Namun bencana pun terjadilah. Jika semula komet Elenin memperlihatkan kenaikan kecerlangan yang konsisten, dari semula memiliki magnitudo semu +9,5 pada 30 Juli menjadi + 9,0 pada 7 Agustus dan +8,1 pada 19 Agustus sehingga komet Elenin mudah dilihat dengan binokuler, secara mendadak komet meredup kembali pasca 20 Agustus sehingga magnitudo semunya di akhir Agustus telah anjlok ke angka +9,5. Citra komet yang diambil sebelum dan sesudah 20 Agustus memperlihatkan perubahan dramatis pada kepala komet (coma), menyerupai apa yang dialami komet C/1999 S4 LINEAR lebih dari satu dekade silam.
Apa yang terjadi?

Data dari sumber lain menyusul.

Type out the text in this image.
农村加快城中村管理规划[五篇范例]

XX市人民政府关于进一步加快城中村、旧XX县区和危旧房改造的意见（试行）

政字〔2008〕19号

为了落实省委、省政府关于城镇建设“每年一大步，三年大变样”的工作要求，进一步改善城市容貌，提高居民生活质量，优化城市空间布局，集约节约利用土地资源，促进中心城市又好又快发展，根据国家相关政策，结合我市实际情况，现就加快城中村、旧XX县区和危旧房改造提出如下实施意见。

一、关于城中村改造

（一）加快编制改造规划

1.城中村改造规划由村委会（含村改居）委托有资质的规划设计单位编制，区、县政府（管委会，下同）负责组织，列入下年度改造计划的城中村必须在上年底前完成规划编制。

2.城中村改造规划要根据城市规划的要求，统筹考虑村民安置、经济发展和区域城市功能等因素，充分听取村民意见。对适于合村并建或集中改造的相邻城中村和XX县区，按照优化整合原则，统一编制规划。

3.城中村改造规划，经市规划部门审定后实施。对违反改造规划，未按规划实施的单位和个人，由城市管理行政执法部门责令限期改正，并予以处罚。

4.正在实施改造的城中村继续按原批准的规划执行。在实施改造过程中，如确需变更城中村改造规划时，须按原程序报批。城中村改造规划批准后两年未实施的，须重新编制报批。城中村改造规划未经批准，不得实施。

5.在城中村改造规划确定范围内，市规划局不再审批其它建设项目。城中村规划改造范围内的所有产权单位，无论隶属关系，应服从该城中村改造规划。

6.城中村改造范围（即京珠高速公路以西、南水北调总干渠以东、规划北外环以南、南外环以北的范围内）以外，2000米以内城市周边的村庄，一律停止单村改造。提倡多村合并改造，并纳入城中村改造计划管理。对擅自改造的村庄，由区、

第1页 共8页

Analisis citra satelit STEREO memperlihatkan komet Elenin pada 20 Agustus 2011 dihantam telak oleh guyuran proton dan elektron yang dilepaskan Matahari dalam sebuah badai Matahari. Peristiwa badai Matahari melepaskan proton dan elektron yang sangat massif lewat lontaran massa korona–nya, dalam kuantitas ratusan hingga ribuan kali lebih besar dibanding hembusan angin Matahari (yang rata–rata 1,6 juta ton/detik). Akibatnya kala menghantam komet Elenin, tekanan yang ditimbulkannya sangat besar sehingga melebihi gaya ikat materi penyusun inti komet. Ini bisa diibaratkan seperti sebuah pesawat mainan dari kertas yang dihantam hujan badai. Sehingga inti komet pun pecah berantakan.

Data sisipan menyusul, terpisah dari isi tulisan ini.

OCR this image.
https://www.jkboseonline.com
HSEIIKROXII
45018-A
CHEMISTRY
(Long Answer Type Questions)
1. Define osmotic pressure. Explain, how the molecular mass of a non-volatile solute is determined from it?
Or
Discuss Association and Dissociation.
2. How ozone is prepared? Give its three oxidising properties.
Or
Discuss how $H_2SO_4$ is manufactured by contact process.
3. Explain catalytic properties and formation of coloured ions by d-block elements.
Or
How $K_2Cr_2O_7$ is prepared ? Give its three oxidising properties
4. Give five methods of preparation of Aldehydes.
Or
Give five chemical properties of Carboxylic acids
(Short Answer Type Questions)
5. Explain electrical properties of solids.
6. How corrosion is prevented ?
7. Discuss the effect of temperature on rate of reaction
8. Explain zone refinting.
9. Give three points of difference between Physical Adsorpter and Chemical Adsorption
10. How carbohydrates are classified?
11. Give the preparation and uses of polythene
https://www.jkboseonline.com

Konfirmasi awal terpecahnya komet Elenin datang dari teleskop radio Green Bank (AS), yang melaporkan kecepatan emisi gas dari inti komet hanya sebesar 10 juta molekul/detik atau 100 kali lebih rendah dari seharusnya. Akibat peristiwa ini maka komet Elenin pun tak terdeteksi dalam citra satelit SOHO khususnya pada instrumen koronagraf LASCO C2 dan C3 meski komet telah memasuki medan pandangnya pada 23–29 September 2011.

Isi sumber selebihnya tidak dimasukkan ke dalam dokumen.